Pull up at the crown of your head as you ground through your sit bones to create length through the spine.
Begin with tapping into your breath as you inhale deeply through your nose,
Allowing your chest to expand with air.
And exhale fully through the mouth,
Sighing it out,
Letting go of any tension in the body.
And continue with these deep breaths at your own pace through the nose and out through the mouth,
Allowing the exhales to be a little longer than the inhales to slow down your nervous system.
And notice how it feels to be in your body today.
Are there any spots that feel tense or uncomfortable?
And can you send breath into those spaces?
And now tap into how it feels to be in your mind today.
Where are your thoughts going?
What type of emotional responses are they producing?
And without any judgment,
Again,
Just breathing into those thoughts,
Allowing the attention to focus on the breath rather than the thoughts that are appearing.
And when these thoughts do tend to pop up,
Allowing them to pass by,
Knowing that these thoughts are not you and that they do not control you.
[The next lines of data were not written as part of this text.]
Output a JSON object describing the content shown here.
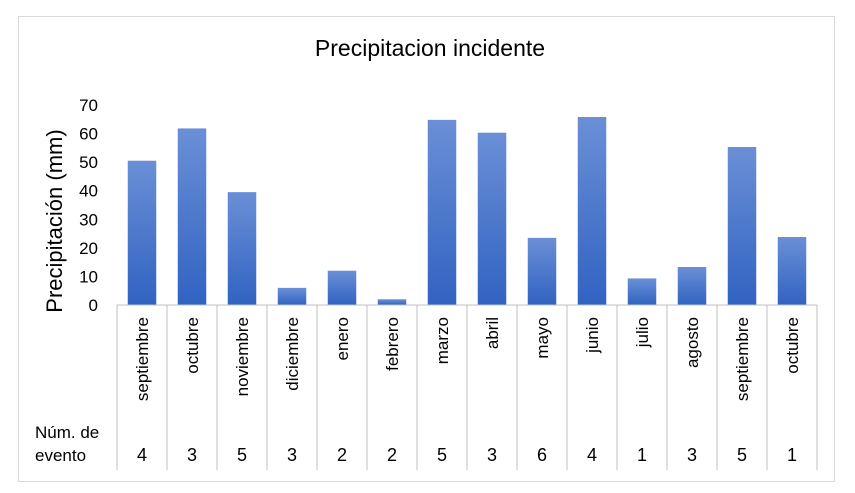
{
  "chart_data": {
    "type": "bar",
    "title": "Precipitacion incidente",
    "xlabel": "",
    "ylabel": "Precipitación (mm)",
    "ylim": [
      0,
      70
    ],
    "yticks": [
      0,
      10,
      20,
      30,
      40,
      50,
      60,
      70
    ],
    "grid": false,
    "legend": "none",
    "bar_color": "#4472c4",
    "categories": [
      "septiembre",
      "octubre",
      "noviembre",
      "diciembre",
      "enero",
      "febrero",
      "marzo",
      "abril",
      "mayo",
      "junio",
      "julio",
      "agosto",
      "septiembre",
      "octubre"
    ],
    "values": [
      50.5,
      61.8,
      39.5,
      6,
      12,
      2,
      64.8,
      60.3,
      23.5,
      65.8,
      9.3,
      13.3,
      55.3,
      23.8
    ],
    "table_row": {
      "label": "Núm. de evento",
      "values": [
        4,
        3,
        5,
        3,
        2,
        2,
        5,
        3,
        6,
        4,
        1,
        3,
        5,
        1
      ]
    }
  }
}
And tapping deeper into your breath,
With each breath,
It becomes a little bit longer of a hold,
Feeling the breath travel into the lower belly as it expands and contracts with each exhale.
And moving away from your internal awareness of the body,
Mind and breath,
And moving out into an external awareness of the senses.
Starting with noticing any sounds that you hear,
Whether that's my voice or the music,
Or anything surrounding your present life.
And then tapping into any sensations,
Anything that you can feel,
Possibly how it feels to be sitting on the surface that you're currently on,
How the position of your body is on this surface.
Taking a deep breath into these feelings sensations.
And now tapping into any tastes that are left in your mouth,
Allowing the jaw to soften and open as you notice these tastes.
And now tapping into any sense that you can smell in your surrounding area.
Just taking in those smells without reacting to them,
And instead noticing them.
And lastly,
You can slowly begin to open your eyes,
Just taking your time to readjust to any sites,
Noticing what is the first thing that you see as your eyes adjust back into the world.
Taking your time to reawaken the body,
Making some small movements with your neck and your hips,
Letting go of any controlled breathing,
Tapping back in to a normal rhythm of the breath.
As you are now ready to start your day with a more clear mind,
More focus on being present and aware.